The second reading, Do Commercial Ties Influence ESG Ratings?, states that when a company has commercial ties with rating agencies, its ESG score tends to increase.² Due to this upward bias, ESG ratings become less informative in predicting future ESG events.² This finding forced me to reassess how I evaluate companies. When ESG scores can improve through relationship-driven incentives, some companies have limited motivation to invest in substantiated due diligence systems, because an elevated rating already fulfils their objective.²

This helped me recognize that the ranked implementation lead list should avoid companies whose disclosure practices remain primarily narrative and instead focus on companies that must maintain business or regulatory compliance through verified evidence, such as those subject to market access requirements or required by buyers or financial institutions to submit continuous evidence.

This means our goal is not to target companies that reference ESG commitments in reports, but companies that must demonstrate actions through verifiable data. In other words, companies that rely on ratings as a proxy for performance have limited incentive to invest in evidence-based due diligence. Our target should be companies that operate under proof obligations.

These two readings helped me understand that continuous iteration does not indicate that the deliverables are insufficient.
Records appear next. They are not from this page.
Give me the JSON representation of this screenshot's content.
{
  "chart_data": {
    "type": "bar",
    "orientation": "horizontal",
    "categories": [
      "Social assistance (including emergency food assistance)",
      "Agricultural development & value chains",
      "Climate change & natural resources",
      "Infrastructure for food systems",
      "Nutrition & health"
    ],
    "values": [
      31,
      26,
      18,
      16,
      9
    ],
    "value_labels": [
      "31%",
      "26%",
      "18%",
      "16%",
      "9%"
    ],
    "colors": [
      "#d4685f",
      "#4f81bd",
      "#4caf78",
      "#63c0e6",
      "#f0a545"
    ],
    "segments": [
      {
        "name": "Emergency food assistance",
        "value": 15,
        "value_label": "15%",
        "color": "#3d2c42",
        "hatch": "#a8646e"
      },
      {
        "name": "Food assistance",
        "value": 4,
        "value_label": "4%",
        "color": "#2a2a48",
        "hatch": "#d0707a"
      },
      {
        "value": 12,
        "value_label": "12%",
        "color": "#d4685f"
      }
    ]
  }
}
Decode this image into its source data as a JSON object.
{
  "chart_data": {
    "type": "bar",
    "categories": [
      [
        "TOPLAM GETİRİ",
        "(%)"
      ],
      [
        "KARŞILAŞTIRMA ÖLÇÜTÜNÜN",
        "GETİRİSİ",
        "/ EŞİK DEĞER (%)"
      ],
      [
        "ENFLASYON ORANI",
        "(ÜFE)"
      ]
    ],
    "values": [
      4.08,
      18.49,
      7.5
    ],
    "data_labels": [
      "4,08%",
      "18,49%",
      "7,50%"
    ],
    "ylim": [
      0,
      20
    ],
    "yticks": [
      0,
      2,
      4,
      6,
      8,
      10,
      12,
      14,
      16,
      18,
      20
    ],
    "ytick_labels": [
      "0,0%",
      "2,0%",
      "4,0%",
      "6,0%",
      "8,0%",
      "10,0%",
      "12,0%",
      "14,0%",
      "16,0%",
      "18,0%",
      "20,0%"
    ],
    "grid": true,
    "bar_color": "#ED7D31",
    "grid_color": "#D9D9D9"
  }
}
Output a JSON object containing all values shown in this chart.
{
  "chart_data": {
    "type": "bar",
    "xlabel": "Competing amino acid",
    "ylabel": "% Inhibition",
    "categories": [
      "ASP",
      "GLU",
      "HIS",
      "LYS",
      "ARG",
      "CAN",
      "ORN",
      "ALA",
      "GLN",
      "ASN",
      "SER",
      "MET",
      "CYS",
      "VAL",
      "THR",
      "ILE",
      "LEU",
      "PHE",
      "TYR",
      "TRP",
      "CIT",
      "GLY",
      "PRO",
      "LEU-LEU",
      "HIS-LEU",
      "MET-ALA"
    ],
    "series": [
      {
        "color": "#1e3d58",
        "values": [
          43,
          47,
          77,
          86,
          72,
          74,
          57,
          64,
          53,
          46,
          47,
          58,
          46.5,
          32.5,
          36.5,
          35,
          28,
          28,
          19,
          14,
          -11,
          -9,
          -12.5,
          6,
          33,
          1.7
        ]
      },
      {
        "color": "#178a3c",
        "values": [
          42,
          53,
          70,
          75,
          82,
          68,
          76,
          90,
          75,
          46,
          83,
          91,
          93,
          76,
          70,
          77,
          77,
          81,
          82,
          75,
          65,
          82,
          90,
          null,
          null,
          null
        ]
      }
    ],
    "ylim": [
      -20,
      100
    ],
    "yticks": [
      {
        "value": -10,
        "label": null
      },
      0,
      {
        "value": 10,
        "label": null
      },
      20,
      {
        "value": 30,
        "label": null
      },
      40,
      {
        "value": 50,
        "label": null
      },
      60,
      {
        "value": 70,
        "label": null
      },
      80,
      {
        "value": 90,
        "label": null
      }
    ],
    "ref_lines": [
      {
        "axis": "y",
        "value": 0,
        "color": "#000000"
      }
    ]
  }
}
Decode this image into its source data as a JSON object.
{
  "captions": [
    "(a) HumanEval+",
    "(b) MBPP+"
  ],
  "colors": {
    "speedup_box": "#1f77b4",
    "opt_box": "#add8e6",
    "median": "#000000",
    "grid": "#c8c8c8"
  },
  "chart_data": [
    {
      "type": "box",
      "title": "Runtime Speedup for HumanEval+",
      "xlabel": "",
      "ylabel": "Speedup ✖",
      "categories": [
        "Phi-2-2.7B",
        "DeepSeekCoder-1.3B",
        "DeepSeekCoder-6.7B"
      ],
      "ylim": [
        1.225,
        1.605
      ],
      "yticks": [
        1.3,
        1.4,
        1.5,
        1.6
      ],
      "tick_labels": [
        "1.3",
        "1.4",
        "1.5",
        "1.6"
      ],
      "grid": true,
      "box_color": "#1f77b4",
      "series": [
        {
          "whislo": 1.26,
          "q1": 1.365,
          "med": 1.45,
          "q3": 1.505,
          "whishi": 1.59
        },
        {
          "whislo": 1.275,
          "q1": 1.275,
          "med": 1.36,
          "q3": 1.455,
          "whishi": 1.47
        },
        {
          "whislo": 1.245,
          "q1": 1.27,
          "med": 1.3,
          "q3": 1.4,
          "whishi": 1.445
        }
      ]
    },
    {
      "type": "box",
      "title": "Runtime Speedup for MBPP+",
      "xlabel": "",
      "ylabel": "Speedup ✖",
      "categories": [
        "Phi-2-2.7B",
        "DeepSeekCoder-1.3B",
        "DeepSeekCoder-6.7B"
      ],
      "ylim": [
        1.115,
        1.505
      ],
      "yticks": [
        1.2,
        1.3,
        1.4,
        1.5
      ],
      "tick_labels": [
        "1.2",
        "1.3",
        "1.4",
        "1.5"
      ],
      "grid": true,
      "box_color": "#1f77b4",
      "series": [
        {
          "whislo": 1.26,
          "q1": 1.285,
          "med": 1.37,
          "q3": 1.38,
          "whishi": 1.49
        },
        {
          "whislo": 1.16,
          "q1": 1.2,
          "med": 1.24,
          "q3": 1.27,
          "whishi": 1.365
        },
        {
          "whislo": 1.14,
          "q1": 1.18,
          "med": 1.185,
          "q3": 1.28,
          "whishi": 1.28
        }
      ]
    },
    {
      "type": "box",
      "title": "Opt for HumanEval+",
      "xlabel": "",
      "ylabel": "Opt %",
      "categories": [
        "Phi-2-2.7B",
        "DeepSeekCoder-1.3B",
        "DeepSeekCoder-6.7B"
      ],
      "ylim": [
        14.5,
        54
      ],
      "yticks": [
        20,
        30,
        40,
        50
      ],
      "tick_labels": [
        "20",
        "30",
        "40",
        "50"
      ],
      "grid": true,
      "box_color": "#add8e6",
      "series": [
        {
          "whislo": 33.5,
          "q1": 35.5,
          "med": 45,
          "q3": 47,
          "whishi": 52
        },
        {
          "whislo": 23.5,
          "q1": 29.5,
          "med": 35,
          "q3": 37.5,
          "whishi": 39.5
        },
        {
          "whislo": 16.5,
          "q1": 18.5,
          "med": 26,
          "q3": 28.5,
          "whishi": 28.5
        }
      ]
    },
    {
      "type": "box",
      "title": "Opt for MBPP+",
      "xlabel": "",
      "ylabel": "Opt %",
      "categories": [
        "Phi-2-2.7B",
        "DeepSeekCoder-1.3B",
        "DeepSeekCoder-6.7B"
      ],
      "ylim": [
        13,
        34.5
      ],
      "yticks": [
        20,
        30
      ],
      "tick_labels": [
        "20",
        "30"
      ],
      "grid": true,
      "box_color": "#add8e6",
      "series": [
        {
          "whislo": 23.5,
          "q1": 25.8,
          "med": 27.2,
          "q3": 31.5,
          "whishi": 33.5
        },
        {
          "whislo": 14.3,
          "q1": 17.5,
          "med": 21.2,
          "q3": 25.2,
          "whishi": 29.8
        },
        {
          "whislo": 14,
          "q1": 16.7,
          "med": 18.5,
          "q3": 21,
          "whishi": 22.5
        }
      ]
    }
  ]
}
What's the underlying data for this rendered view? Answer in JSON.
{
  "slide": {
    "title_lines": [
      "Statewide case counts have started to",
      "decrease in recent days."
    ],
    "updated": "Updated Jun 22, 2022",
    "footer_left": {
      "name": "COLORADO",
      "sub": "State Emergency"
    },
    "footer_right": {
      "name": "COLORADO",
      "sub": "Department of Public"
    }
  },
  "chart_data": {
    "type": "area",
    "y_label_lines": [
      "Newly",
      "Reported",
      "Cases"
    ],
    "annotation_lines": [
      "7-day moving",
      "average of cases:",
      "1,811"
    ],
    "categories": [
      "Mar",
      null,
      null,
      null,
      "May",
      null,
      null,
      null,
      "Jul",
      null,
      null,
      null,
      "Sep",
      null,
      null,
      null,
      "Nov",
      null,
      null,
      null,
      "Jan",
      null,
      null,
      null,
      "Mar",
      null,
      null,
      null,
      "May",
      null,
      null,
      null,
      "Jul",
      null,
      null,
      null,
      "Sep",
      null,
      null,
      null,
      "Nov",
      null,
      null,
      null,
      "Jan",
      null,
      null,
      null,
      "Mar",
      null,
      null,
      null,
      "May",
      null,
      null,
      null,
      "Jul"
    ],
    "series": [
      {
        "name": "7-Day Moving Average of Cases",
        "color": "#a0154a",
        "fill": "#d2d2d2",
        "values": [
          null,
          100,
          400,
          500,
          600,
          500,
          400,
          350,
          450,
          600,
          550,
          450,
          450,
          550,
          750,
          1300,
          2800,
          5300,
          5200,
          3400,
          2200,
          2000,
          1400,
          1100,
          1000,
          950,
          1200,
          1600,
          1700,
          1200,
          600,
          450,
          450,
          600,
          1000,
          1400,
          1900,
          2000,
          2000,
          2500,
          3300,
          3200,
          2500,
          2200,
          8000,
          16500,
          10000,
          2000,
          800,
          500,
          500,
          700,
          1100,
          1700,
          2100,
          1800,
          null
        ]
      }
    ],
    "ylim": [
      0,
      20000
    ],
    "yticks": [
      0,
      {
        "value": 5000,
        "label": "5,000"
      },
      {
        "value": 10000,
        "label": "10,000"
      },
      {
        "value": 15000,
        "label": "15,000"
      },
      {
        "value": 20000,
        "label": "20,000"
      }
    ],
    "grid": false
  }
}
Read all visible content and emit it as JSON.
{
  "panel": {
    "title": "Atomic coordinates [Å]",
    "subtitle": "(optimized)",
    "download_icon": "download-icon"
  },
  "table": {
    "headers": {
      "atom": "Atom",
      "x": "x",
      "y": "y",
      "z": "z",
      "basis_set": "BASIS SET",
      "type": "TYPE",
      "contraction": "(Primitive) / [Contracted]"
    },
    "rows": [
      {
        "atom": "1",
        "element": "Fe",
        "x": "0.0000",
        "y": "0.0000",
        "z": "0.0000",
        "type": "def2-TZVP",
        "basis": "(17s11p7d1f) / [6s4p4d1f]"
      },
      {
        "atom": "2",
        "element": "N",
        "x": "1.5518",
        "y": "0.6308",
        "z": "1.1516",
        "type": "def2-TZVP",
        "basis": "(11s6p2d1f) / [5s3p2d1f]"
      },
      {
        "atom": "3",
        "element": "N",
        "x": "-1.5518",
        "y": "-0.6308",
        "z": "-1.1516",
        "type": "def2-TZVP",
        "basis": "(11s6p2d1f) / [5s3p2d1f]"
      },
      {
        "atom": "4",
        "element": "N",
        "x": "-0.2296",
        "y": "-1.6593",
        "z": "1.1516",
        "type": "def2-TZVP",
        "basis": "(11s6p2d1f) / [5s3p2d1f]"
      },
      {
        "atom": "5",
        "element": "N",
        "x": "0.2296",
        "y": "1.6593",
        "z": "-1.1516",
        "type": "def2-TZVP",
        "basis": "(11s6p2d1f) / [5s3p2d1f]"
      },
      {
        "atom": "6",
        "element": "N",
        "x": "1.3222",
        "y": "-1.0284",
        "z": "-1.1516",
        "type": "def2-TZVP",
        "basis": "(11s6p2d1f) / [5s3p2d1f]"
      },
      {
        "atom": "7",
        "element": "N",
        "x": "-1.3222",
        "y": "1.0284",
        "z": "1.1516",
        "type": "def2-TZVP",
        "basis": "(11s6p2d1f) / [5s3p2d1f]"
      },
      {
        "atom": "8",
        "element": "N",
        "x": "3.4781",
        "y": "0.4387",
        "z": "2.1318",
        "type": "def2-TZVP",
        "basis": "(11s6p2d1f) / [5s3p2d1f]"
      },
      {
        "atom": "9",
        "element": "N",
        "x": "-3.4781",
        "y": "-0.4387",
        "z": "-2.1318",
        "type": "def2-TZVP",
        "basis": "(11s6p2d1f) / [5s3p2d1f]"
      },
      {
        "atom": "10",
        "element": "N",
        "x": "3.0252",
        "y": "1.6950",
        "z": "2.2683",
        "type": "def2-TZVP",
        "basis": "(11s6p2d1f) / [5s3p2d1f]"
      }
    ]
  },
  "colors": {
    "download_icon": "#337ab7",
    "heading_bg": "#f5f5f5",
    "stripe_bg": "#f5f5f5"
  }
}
Instead, it reflects that my grasp of what constitutes substantiated evidence is becoming more rigorous. As I worked through traceable data flows, the implications of biased ESG ratings, and the construction of the ranked implementation lead list, my model and analysis became progressively more structured and precise. I have become increasingly certain that my work is grounded in evidence rather than narrative, and I can confidently take on the dual role of driving progress and ensuring stability. This project has strengthened my analytical discipline and made my approach to problem-solving more methodical and deliberate. Beyond that, it has helped me understand that sustainability is not only an investment principle. It is also a working logic that relies on consistency, iteration, verification, and long-term accountability.

References

¹ Dolan, R., & Barrero Zalles, M. Transparency in ESG and the Circular Economy: Capturing Opportunities Through Data (2021).

² Li, S., Lou, Y., & Zhang, H. Do Commercial Ties Influence ESG Ratings? (2024).